そのため、カロリー制限ではとにかく脂質を控えることが重視され、肉類などの動物性脂肪を控えるのはもちろん、揚げ物料理を避ける、調理油もできるだけ少なくと、油っけのない食事が理想のように考えられてきました。

しかし、そうしたカロリー制限では糖尿病や肥満がなかなか改善しないケースが多かったことから、注目が集まるようになったのが糖質の存在です。糖質は、ご飯やパン、麺など、いわゆる主食の炭水化物に多く含まれます。

イモ類や根菜類も糖質の多い食品ですし、砂糖やブドウ糖、果物の果糖などの糖類も、糖質の一種です。日本人が好きなおせんべいやあめ、ガム、ようかん、ビスケット、カステラ、ケーキなどにも大量の糖質が含まれていますので、注意しなければいけません。

糖質オフはガンも防ぐ

糖質は、人間の体に入ると主に活動のエネルギー源として使われますが、使い切れずに余った糖質は、中性脂肪に変換されて体内に蓄積されることがわかってきました。

つまり、どれだけ高カロリーの脂質を減らしても、炭水化物や砂糖などの糖質を多くとり過ぎていれば肥満やメタボの解消にはならない、ということです。また、3大栄養素の中で血糖値を上げる作用をもつのは、唯一糖質だけです。糖質をとると血糖値が急上昇するため、人間の体は血糖値を下げるホルモンであるインスリンを膵臓から分泌し、血糖値を安定させようとします。

この肥満ホルモンと呼ばれるインスリンが血液中に多い「高インスリン血症」の状態が長く続くと、肥満を助長し、細胞を刺激してがん化を促し、がんのリスクが高まるといわれています。

糖質とがんとの関係では、糖化最終生成物(AGE)の話もあります。糖化最終生成物とは、体内の余った糖質と蛋白質が結合してできるものです。
これは一度できると体内に長く留まり、皮膚や全身の細胞を老化させてしまいます。AGEによって血管や重要な細胞が傷つくと、ガンや生活習慣病、認知症などの原因になることもあります。

血管の老化を早めて合併症を招くAGE

重要なことは、いろいろな食品にいかに多くの糖質が含まれているかということです。糖質というと、甘い物などを想像しがちですが、むしろご飯や麺類などの炭水化物に多く含まれています。

ご飯や麺類やパンなどの炭水化物は砂糖などと同じ糖質でできていますので、注意が必要です。糖質とは甘いお菓子のように砂糖でできているものだけではないのです。わかりやすいたとえとして、角砂糖1個が糖質4g でできていますので、ご飯茶碗1杯の糖質量は約5gとなり、そうなると、ご飯茶碗軽く1杯で角砂糖14個分も摂取してしまうこととなります。

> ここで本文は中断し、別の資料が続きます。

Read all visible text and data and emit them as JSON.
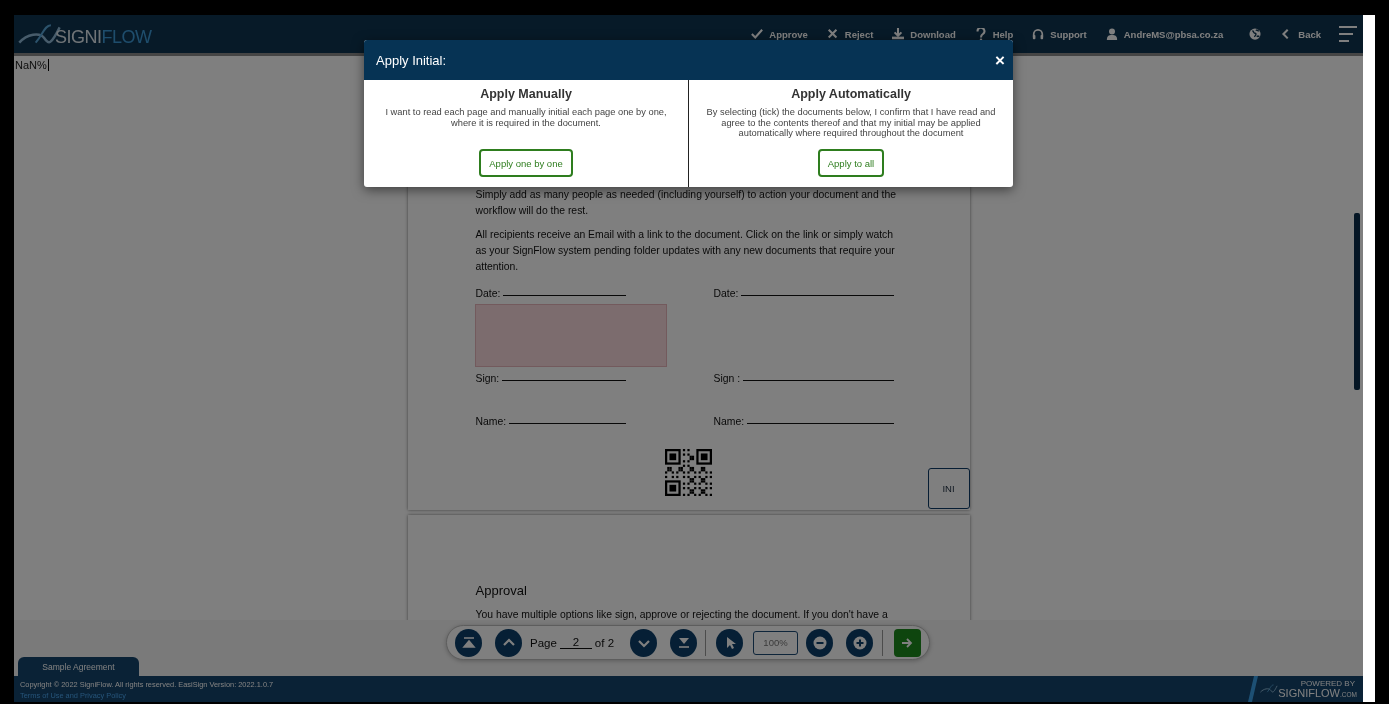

本来、糖質も生命維持に欠かせない栄養素のひとつですが、体に必要な糖質はほんの少しで事足りるのです。角砂糖何個分の糖質が含まれているかを把握することにより、「とてもじやないけど、こんなに多い量の角砂糖は食べられない」と感じることができるようになる認識がとても大切です。

特に夕食にご飯などの炭水化物を抜くと非常に効果的です。最初はとてもつらくて、お腹がすくことが強く感じられますが、ちょっとの我慢をして3週間この習慣を継続していくと体が次第に糖質を欲しなくなりますので、ぜひ実践してみてください。

糖質制限で善玉コレステロールを増やすことも可能です。